Стояла непроглядная ночь. У причала мерцал одинокий фонарь, скудно освещая паром и людей, деловито грузивших на него ящики с виноградом.
— Так, — говорил Иса Агамейти, — всего, значит, тридцать ящиков. Кинем по десять кило на каждый. Итого…
— Побойся бога, Иса! — воскликнул Агамейти. — В каждом ящике не меньше двенадцати килограммов…
— А сколько помнется по дороге, попортится — не считаешь? Тебе заработок, а Исе, выходит, одни убытки? На вот, держи! — паромщик стал отсчитывать Агамейти деньги. — Поделите, кому сколько.
Скрипя, плыл паром по чернильной глади реки к другому берегу. Наконец тяжело ткнулся бортом о старые автомобильные шины причала.

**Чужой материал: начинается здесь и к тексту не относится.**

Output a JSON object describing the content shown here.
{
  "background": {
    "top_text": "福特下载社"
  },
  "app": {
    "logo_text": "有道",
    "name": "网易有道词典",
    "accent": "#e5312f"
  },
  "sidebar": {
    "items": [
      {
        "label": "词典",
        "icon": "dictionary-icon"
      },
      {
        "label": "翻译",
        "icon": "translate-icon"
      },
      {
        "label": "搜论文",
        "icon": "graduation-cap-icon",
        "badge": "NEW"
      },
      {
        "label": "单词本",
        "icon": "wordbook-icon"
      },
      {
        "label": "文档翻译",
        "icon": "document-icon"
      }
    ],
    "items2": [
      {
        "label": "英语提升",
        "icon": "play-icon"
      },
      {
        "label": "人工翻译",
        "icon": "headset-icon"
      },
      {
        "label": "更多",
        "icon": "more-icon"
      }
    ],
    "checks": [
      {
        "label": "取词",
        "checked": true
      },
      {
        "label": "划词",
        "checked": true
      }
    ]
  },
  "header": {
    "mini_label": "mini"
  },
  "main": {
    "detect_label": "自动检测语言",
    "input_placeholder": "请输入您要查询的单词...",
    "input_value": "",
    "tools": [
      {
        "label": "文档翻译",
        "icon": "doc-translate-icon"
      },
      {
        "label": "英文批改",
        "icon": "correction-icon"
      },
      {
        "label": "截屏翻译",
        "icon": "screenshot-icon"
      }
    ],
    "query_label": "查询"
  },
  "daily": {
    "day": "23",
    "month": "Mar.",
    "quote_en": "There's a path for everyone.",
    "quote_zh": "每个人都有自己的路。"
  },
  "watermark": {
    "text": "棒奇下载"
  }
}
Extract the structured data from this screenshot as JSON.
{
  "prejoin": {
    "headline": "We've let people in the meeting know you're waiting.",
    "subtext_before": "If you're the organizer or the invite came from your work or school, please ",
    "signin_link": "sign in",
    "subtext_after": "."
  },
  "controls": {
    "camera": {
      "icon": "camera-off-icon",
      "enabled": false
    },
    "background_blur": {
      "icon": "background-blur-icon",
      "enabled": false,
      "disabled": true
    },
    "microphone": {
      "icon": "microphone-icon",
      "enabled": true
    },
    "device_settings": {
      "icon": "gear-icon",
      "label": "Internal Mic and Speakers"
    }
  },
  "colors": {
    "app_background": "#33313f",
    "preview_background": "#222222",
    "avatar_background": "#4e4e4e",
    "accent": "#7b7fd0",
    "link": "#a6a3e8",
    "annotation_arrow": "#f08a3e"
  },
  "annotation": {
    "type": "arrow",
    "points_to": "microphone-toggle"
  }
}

Здесь Ису уже ждали. Двое быстро грузили ящики с виноградом в грузовик.
— Боюсь я, Салман, остановят машину, начнут спрашивать, откуда виноград, чей, куда везете. Тридцать ящиков — не шутка.
— Ну кто задержит, чудак, — убежденно сказал Салман. — Пост ГАИ возле нового моста, а здесь дорога чистая, все давно забыли про твой паром. Доедем до района, а там свой человек есть, даст какую нужно бумагу, что товар колхозный, понял? Ты лучше следующую партию готовь.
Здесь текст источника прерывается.